Intenté balbucear una respuesta, explicarle
lo que había pasado, el vino, la dormilona, la
salida rápida, pero mi mamá ya estaba cargando
la mano derecha sobre mis piernas.
-Desagradecida. Ese bolso me costó dos
sábados de horas extras.
Bajé la cabeza y apreté fuerte los labios para
aguantar los golpes. Mi papá salio del baño justo
cuando mi mamá estaba dándome el último.
-Si te pegan, pegá más fuerte –me ordenó.
Sin pensarlo le obedecí y le pegué a mi
mamá una cachetada con toda la fuerza que pude
juntar.

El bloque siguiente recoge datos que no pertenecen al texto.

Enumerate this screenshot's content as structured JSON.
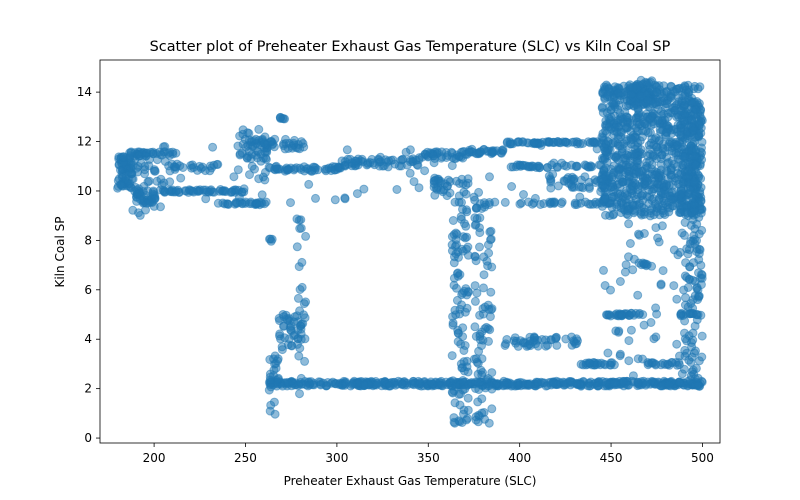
{
  "chart_data": {
    "type": "scatter",
    "title": "Scatter plot of Preheater Exhaust Gas Temperature (SLC) vs Kiln Coal SP",
    "xlabel": "Preheater Exhaust Gas Temperature (SLC)",
    "ylabel": "Kiln Coal SP",
    "xlim": [
      170.4,
      509.6
    ],
    "ylim": [
      -0.2,
      15.3
    ],
    "xticks": [
      200,
      250,
      300,
      350,
      400,
      450,
      500
    ],
    "yticks": [
      0,
      2,
      4,
      6,
      8,
      10,
      12,
      14
    ],
    "grid": false,
    "legend": "none",
    "marker_color": "#1f77b4",
    "marker_alpha": 0.5,
    "clusters": [
      {
        "x_min": 180,
        "x_max": 188,
        "y_min": 10,
        "y_max": 11.4,
        "n": 70,
        "kind": "box"
      },
      {
        "x_min": 186,
        "x_max": 212,
        "y_min": 11.4,
        "y_max": 11.6,
        "n": 40,
        "kind": "box"
      },
      {
        "x_min": 188,
        "x_max": 205,
        "y_min": 9.0,
        "y_max": 11.3,
        "n": 45,
        "kind": "box"
      },
      {
        "x_min": 188,
        "x_max": 202,
        "y_min": 9.5,
        "y_max": 10.0,
        "n": 25,
        "kind": "box"
      },
      {
        "x_min": 205,
        "x_max": 250,
        "y_min": 10.0,
        "y_max": 10.0,
        "n": 55,
        "kind": "hline"
      },
      {
        "x_min": 205,
        "x_max": 235,
        "y_min": 10.8,
        "y_max": 11.1,
        "n": 25,
        "kind": "box"
      },
      {
        "x_min": 235,
        "x_max": 262,
        "y_min": 9.5,
        "y_max": 9.5,
        "n": 30,
        "kind": "hline"
      },
      {
        "x_min": 245,
        "x_max": 262,
        "y_min": 10.4,
        "y_max": 12.5,
        "n": 45,
        "kind": "box"
      },
      {
        "x_min": 250,
        "x_max": 282,
        "y_min": 11.7,
        "y_max": 12.1,
        "n": 40,
        "kind": "box"
      },
      {
        "x_min": 262,
        "x_max": 302,
        "y_min": 10.8,
        "y_max": 11.0,
        "n": 50,
        "kind": "box"
      },
      {
        "x_min": 302,
        "x_max": 345,
        "y_min": 11.0,
        "y_max": 11.3,
        "n": 55,
        "kind": "box"
      },
      {
        "x_min": 345,
        "x_max": 372,
        "y_min": 11.3,
        "y_max": 11.6,
        "n": 40,
        "kind": "box"
      },
      {
        "x_min": 372,
        "x_max": 392,
        "y_min": 11.5,
        "y_max": 11.7,
        "n": 30,
        "kind": "box"
      },
      {
        "x_min": 392,
        "x_max": 445,
        "y_min": 11.9,
        "y_max": 12.0,
        "n": 60,
        "kind": "box"
      },
      {
        "x_min": 395,
        "x_max": 445,
        "y_min": 11.0,
        "y_max": 11.0,
        "n": 40,
        "kind": "hline"
      },
      {
        "x_min": 380,
        "x_max": 450,
        "y_min": 9.5,
        "y_max": 9.5,
        "n": 35,
        "kind": "hline"
      },
      {
        "x_min": 415,
        "x_max": 450,
        "y_min": 10.1,
        "y_max": 10.6,
        "n": 35,
        "kind": "box"
      },
      {
        "x_min": 445,
        "x_max": 500,
        "y_min": 9.0,
        "y_max": 14.3,
        "n": 900,
        "kind": "box"
      },
      {
        "x_min": 460,
        "x_max": 475,
        "y_min": 13.5,
        "y_max": 14.5,
        "n": 60,
        "kind": "box"
      },
      {
        "x_min": 268,
        "x_max": 272,
        "y_min": 12.9,
        "y_max": 13.0,
        "n": 6,
        "kind": "box"
      },
      {
        "x_min": 263,
        "x_max": 500,
        "y_min": 2.1,
        "y_max": 2.3,
        "n": 500,
        "kind": "box"
      },
      {
        "x_min": 263,
        "x_max": 268,
        "y_min": 0.8,
        "y_max": 3.5,
        "n": 25,
        "kind": "vline"
      },
      {
        "x_min": 268,
        "x_max": 282,
        "y_min": 3.5,
        "y_max": 5.0,
        "n": 35,
        "kind": "box"
      },
      {
        "x_min": 278,
        "x_max": 283,
        "y_min": 1.0,
        "y_max": 9.0,
        "n": 30,
        "kind": "vline"
      },
      {
        "x_min": 262,
        "x_max": 265,
        "y_min": 8.0,
        "y_max": 8.0,
        "n": 4,
        "kind": "hline"
      },
      {
        "x_min": 363,
        "x_max": 372,
        "y_min": 0.5,
        "y_max": 10.5,
        "n": 110,
        "kind": "vline"
      },
      {
        "x_min": 375,
        "x_max": 385,
        "y_min": 0.6,
        "y_max": 10.0,
        "n": 90,
        "kind": "vline"
      },
      {
        "x_min": 353,
        "x_max": 362,
        "y_min": 9.8,
        "y_max": 10.6,
        "n": 25,
        "kind": "box"
      },
      {
        "x_min": 392,
        "x_max": 432,
        "y_min": 3.7,
        "y_max": 4.1,
        "n": 45,
        "kind": "box"
      },
      {
        "x_min": 432,
        "x_max": 452,
        "y_min": 3.0,
        "y_max": 3.0,
        "n": 25,
        "kind": "hline"
      },
      {
        "x_min": 445,
        "x_max": 468,
        "y_min": 5.0,
        "y_max": 5.0,
        "n": 30,
        "kind": "hline"
      },
      {
        "x_min": 488,
        "x_max": 500,
        "y_min": 5.0,
        "y_max": 5.0,
        "n": 15,
        "kind": "hline"
      },
      {
        "x_min": 470,
        "x_max": 488,
        "y_min": 3.0,
        "y_max": 3.0,
        "n": 20,
        "kind": "hline"
      },
      {
        "x_min": 445,
        "x_max": 500,
        "y_min": 2.0,
        "y_max": 9.0,
        "n": 70,
        "kind": "box"
      },
      {
        "x_min": 490,
        "x_max": 500,
        "y_min": 2.0,
        "y_max": 9.0,
        "n": 80,
        "kind": "box"
      },
      {
        "x_min": 488,
        "x_max": 500,
        "y_min": 9.0,
        "y_max": 13.7,
        "n": 120,
        "kind": "box"
      },
      {
        "x_min": 465,
        "x_max": 470,
        "y_min": 6.9,
        "y_max": 7.1,
        "n": 8,
        "kind": "box"
      },
      {
        "x_min": 200,
        "x_max": 450,
        "y_min": 9.5,
        "y_max": 12.0,
        "n": 60,
        "kind": "box"
      }
    ]
  }
}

Le dejé la mejilla roja, tan roja como
estaban mis piernas.
Mi mamá retrocedió, no sé si sorprendida o
atontada. Mi papá se cruzó una mirada con mi
madre y salió a la calle.
Mi mamá siguió planchando y de vez en
cuando se tocaba la mejilla, parecía dolorida. Ese
día mi papá volvió a casa muy tarde.
Nunca más volvimos al club. Mi papá dejó
de jugar a las bochas y empezó a abrir el negocio
los sábados. Mi mamá siguió con las horas extras,
pero ahora hacía medio turno.
En cuanto a mí, apenas mi mamá cobró su
primer sueldo luego del episodio de la cachetada,
recibí de regalo un bolso idéntico al que había
perdido.
Esa misma noche lo deposité en la basura.